On y trouve des ressortissants européens, roumains notamment, qui sont dans une forme d'impensé du droit. Sur ce point, la Haute Cour britannique vient d'affirmer que l'éloignement des sans-abri européens était contraire au droit de l'Union européenne, c'est un raisonnement qui pourrait s'appliquer en France.

Viennent ensuite les étrangers sous procédure Dublin, un dispositif qui n'est plus opératoire aujourd'hui : les gens connaissent les procédures et évitent de laisser leurs empreintes digitales. Quand on parvient à prélever leurs empreintes, dans tel ou tel pays, c'est un peu le hasard.

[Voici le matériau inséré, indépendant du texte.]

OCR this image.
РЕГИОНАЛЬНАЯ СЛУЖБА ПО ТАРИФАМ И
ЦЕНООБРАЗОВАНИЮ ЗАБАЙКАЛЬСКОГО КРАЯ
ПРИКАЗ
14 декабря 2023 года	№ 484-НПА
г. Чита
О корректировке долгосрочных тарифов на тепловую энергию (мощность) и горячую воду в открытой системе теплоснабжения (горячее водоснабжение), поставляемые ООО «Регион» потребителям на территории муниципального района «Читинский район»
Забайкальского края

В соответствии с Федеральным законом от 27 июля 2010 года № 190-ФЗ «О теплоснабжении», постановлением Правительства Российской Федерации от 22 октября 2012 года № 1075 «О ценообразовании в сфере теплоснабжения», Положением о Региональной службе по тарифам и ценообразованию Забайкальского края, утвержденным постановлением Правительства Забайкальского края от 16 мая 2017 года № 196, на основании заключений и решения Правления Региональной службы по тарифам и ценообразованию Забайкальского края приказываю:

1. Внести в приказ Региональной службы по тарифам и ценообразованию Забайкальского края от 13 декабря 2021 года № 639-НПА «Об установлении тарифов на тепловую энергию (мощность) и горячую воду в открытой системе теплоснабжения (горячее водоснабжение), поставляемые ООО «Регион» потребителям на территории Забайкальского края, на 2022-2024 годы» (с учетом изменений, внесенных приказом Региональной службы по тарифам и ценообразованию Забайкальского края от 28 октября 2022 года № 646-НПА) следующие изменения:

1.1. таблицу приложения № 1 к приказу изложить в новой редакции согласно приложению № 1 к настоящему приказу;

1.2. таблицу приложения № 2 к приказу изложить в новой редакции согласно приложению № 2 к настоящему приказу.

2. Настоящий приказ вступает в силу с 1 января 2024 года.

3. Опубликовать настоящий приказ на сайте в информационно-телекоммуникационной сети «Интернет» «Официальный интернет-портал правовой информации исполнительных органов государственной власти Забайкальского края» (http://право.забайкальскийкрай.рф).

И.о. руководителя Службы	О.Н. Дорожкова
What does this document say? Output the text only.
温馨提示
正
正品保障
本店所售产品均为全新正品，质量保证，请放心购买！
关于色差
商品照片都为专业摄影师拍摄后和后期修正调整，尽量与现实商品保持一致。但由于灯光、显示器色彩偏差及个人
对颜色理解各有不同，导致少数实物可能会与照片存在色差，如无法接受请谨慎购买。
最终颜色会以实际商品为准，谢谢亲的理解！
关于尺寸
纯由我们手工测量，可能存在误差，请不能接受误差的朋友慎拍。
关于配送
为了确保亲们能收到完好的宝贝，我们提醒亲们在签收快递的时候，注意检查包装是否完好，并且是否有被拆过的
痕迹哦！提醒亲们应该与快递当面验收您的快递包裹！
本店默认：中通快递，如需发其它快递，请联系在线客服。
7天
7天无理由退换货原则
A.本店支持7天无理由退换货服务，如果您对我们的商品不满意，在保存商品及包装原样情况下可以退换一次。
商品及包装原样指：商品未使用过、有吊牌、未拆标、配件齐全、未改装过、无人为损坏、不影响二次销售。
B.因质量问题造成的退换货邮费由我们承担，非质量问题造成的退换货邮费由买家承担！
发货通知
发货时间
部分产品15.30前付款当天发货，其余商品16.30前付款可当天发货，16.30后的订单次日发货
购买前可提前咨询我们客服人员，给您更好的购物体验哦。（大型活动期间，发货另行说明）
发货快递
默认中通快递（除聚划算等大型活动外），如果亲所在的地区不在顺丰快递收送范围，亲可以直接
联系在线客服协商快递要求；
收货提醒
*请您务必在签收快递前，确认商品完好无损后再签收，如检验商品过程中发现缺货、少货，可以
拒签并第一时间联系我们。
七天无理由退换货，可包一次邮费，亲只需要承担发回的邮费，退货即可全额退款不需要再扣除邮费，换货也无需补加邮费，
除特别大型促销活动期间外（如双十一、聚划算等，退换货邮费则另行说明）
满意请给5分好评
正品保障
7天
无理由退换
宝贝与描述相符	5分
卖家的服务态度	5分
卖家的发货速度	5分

Si on les renvoie dans un autre pays de l'UE, ils reviendront quelques semaines plus tard.

Il y aussi dans ces centres des étrangers déboutés. Mais, là aussi, ces personnes sont souvent dans des procédures en cours. Elles sont inexpulsables, soit à cause d'un très mauvais état de santé, soit parce qu'il n'est pas possible de les renvoyer vers des pays en guerre. Ceux qui sont réellement susceptibles d'être éloignés l'ont déjà été ou ont disparu des radars.

Il y a aussi toutes ces personnes exclues des autres dispositifs sociaux, dites-vous ?

Oui. On fait converger vers l'urgence les lacunes des autres politiques publiques : politique migratoire, politique de santé mentale (sur 180 000 lits en hôpital psychiatrique 120 000 ont été supprimés en 30 ans !), politique de la jeunesse (pas de revenu minimum pour les jeunes). Un certain nombre de cas ne relève pas de l'action sociale proprement dite.

Et la défense associative qui consiste à dire qu'il ne faut pas discriminer les étrangers, c'est un peu court. Les ambitions sont devenues modestes : on négocie pour savoir qui bénéficiera de dispositifs très sommaires (accès à un gymnase...). Nous sommes dans l'enjeu symbolique de l'opposition mais ce n'est pas l'accompagnement social qui répondra aux enjeux de droit au séjour, de suivi psychiatrique ou de manque de revenus. Ces problèmes ne sont pas du ressort des travailleurs sociaux.

Selon moi, tout ne passe pas par la création de places supplémentaires. La France est le seul pays d'Europe qui résout l'urgence par l'urgence, sans proposer de vision systémique. Elle consacre un budget important aux politiques de l'urgence sociale avec des résultats médiocres. L'ouverture ou la fermeture de places d’hébergement est un débat qui occulte l’incurie des politiques migratoires. Il faut donc se demander si l'on actionne les bons leviers. Il faut cesser de réclamer plus de moyens pour les associations et exiger davantage de droits pour les personnes. Certains pays réussissent bien mieux que nous, comme la Finlande, les Pays-Bas ou le Danemark.

Que fait l'Europe ?

Jean-Claude Juncker, président de la Commission européenne, avait promis une "green card" europėenne pour créer une filière d’immigration légale et limiter les tentatives désespérées. C’est au point mort. Il faut donc reprendre une initiative du côté de l'Union européenne.